SDVの一丁目一番地を「安全・安心」と位置づけるトヨタ。悲しい交通事故をゼロにするため、開発中の技術を公開した。
今年5月、RAV4のワールドプレミアで、サイモン・ハンフリーズChief Branding Officer(CBO)はこんなエピソードを披露した。
ハンフリーズCBO
トヨタのSDV*(Software Defined Vehicle)への挑戦はRAV4から始まっていくのです。
*SDV:ソフトウェアの更新で機能をアップデートすることを前提に設計・開発されたクルマ。
皆さんがSDVと聞いて、真っ先に想像するのはエンタメのことでしょう。それは間違いなく大きな部分です。
しかし、アキオさん(豊田章男会長)が「SDVの目的は何か」と問われたとき、彼の答えは明確でした。「いちばんの目的は、悲しい交通事故をゼロにすること」だと答えたのです。
SDVというと、インターネットを通じて、音楽や動画、ゲームが楽しめるクルマというイメージを持っている人も少なくないだろう。
事実、そうした価値が注目され、SDVがシェアを伸ばしている市場もある。しかし、トヨタがその一丁目一番地として掲げたのは「安全・安心」。
トヨタ独自ともいえるアプローチだが、クルマがSDVになると、どのように「安全・安心」が実現されていくのか? トヨタらしいSDVとは何か?
その世界観を体感してもらうべく、10月20日、トヨタは開発中の知能化技術を報道陣に公開した。
インフラ協調技術と行動予測
モビリティ社会の究極の願い「交通事故ゼロ」。その実現に向け、トヨタはかねてから、安全な「クルマ」の開発だけでなく、ドライバーや歩行者などの「人」、信号や道路などの「交通環境(インフラ)」も含めた「三位一体」のアプローチが大切だと訴えてきた。
デジタルソフト開発センターの皿田明弘センター長は「(三位一体の取り組みの)柱になってくるのは、インフラとの協調技術と行動予測だ」と指摘する。
つまり、クルマだけでなく、インフラを通じて得られる情報も含めてAI(人工知能)で分析し、危険を予測、回避するという考え方である。
インフラ協調で先読みする
例えば、対向車がひっきりなしに来る交差点で、右折のタイミングをうかがっているシーンを思い浮かべてほしい。
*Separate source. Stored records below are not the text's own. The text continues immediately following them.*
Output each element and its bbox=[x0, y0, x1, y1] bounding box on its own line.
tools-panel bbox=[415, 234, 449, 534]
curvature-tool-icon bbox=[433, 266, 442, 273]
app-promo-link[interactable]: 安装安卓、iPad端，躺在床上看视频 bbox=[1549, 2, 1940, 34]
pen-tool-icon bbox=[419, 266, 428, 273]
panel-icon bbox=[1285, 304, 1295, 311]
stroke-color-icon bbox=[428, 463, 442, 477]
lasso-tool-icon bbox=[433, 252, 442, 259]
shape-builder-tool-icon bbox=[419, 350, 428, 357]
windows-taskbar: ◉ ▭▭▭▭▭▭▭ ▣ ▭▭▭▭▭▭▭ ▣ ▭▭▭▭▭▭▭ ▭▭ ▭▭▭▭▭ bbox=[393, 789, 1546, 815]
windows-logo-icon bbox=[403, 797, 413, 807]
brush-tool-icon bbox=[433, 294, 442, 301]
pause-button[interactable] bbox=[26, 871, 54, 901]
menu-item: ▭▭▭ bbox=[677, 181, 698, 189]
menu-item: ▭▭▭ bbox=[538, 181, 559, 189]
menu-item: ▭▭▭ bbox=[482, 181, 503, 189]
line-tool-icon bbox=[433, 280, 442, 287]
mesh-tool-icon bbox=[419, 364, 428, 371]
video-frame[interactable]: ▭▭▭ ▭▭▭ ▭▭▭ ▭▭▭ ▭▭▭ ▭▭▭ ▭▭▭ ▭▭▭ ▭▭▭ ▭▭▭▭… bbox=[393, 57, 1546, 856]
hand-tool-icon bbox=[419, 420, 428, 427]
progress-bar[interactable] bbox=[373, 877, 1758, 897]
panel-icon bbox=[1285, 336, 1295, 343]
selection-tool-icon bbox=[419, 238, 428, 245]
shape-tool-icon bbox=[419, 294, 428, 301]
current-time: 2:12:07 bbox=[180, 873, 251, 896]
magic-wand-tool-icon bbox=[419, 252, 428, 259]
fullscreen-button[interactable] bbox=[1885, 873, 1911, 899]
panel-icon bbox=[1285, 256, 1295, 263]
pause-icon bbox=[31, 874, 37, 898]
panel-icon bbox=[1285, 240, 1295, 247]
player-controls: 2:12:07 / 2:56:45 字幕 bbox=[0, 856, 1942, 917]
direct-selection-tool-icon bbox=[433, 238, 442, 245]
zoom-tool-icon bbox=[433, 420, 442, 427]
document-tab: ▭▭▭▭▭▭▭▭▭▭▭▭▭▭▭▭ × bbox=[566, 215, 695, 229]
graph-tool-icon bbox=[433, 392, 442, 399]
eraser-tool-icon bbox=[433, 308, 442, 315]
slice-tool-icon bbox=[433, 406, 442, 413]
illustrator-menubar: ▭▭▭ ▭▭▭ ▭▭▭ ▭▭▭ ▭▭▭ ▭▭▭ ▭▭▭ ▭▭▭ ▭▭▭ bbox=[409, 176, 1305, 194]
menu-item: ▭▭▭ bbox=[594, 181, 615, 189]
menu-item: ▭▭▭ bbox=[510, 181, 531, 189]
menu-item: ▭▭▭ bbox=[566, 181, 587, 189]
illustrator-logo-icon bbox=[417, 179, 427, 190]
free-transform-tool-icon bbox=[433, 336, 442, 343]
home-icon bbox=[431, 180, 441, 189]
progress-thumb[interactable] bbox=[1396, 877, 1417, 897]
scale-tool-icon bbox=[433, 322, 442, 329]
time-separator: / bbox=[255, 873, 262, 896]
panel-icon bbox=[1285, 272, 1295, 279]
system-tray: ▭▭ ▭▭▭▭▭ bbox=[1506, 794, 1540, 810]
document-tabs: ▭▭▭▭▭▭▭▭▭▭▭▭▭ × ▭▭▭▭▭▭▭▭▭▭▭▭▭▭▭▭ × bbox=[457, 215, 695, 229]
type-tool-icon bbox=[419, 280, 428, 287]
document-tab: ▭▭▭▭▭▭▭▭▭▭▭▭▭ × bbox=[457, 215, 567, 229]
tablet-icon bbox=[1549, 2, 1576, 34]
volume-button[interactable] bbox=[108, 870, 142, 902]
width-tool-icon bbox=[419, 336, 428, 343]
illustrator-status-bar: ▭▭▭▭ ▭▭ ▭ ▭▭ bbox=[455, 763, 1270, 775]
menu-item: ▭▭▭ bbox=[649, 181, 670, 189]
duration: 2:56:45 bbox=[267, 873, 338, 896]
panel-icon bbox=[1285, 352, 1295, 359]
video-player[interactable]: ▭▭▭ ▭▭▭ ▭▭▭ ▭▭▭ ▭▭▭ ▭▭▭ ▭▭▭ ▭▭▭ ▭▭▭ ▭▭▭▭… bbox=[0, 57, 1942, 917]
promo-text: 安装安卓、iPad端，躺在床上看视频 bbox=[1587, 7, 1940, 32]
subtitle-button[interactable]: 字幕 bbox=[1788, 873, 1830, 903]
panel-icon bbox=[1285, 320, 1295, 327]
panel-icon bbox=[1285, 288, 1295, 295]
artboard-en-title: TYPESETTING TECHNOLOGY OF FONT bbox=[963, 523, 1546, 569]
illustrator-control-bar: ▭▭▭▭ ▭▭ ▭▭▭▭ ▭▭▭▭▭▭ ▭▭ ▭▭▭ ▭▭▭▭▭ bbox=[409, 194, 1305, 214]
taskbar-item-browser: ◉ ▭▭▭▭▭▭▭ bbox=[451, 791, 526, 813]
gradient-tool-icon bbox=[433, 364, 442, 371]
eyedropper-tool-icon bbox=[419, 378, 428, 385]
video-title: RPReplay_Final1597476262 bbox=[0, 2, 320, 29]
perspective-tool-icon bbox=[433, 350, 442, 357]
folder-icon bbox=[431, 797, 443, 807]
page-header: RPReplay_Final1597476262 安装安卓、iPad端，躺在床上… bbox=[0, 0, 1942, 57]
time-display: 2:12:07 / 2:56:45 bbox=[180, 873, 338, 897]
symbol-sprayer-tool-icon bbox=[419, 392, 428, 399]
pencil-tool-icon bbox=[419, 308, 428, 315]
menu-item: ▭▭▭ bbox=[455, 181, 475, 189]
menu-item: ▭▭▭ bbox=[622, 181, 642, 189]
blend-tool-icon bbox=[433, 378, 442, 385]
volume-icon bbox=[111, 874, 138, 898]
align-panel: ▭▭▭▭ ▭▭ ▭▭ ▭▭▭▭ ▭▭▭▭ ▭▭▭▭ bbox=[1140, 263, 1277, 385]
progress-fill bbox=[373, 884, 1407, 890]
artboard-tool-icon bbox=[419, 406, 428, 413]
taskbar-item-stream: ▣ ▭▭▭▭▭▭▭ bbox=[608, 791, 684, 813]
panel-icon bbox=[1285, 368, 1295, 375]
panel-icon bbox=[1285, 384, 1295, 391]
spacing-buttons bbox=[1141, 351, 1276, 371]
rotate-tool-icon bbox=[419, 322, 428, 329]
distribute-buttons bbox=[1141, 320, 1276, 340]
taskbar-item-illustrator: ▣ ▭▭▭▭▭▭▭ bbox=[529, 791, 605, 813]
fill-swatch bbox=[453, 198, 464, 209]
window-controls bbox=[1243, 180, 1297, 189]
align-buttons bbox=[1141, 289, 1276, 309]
クルマの切れ目を狙って急いで右折したところ、横断歩道を渡る歩行者がいてヒヤリ。そんな経験がある人も少なくないはずだ。
説明会では、こうした事態に対応するインフラと車両の協調事例が紹介された。
ドライバーが右折をうかがっていると、運転を自律的にサポートしてくれる「AIエージェント」が「対向車だけでなく、横断歩道にも注意しないとね」と指摘する。
これは、交差点に設置されたカメラがドライバーの死角にいる歩行者を認識して行う注意喚起だ。
心理的に余裕のあるタイミングで一言あれば、ドライバーは目視で歩行者を確認し、安全な速度で横断歩道を横切ることができる。
このほか、説明会では、道路脇の建物の陰からボールと子どもが急に飛び出してくる場面でクルマがどう反応するか体験できる試乗も行われた。
最新の自動ブレーキシステムがついたクルマでも、死角から急に現れるものに反応するのは難しい。そこで、信号機や対向車のカメラで死角を補う。
危険を察知すると、AIエージェントが余裕をもって「危ないかも」と注意喚起。それでも速度が高いと判断すると、ブレーキをかけて、子どもの飛び出しに備える。
クルマ単体では不可避と思えるケースも、三位一体の取り組みだから対応できる。そんな象徴的な事例だ。
このほか、高速道路の合流地点で管制システムを使い、スムーズな交通流を実現するデモも行われた。
例えば、走行車線に、左からクルマが合流してくるケース。右に車線変更をしようにも、すぐ後方から別のクルマが迫ってきている。
このような場面では、「管制システム」が、どの車両がどう動くべきかを瞬時に計算し、各車両に指示を出す。
合流地点に差し掛かる前にAIエージェントが「車間空けて。合流車、来るって」とドライバーに提案。道を譲ると、「譲ってくれてありがとう」と言ってくる。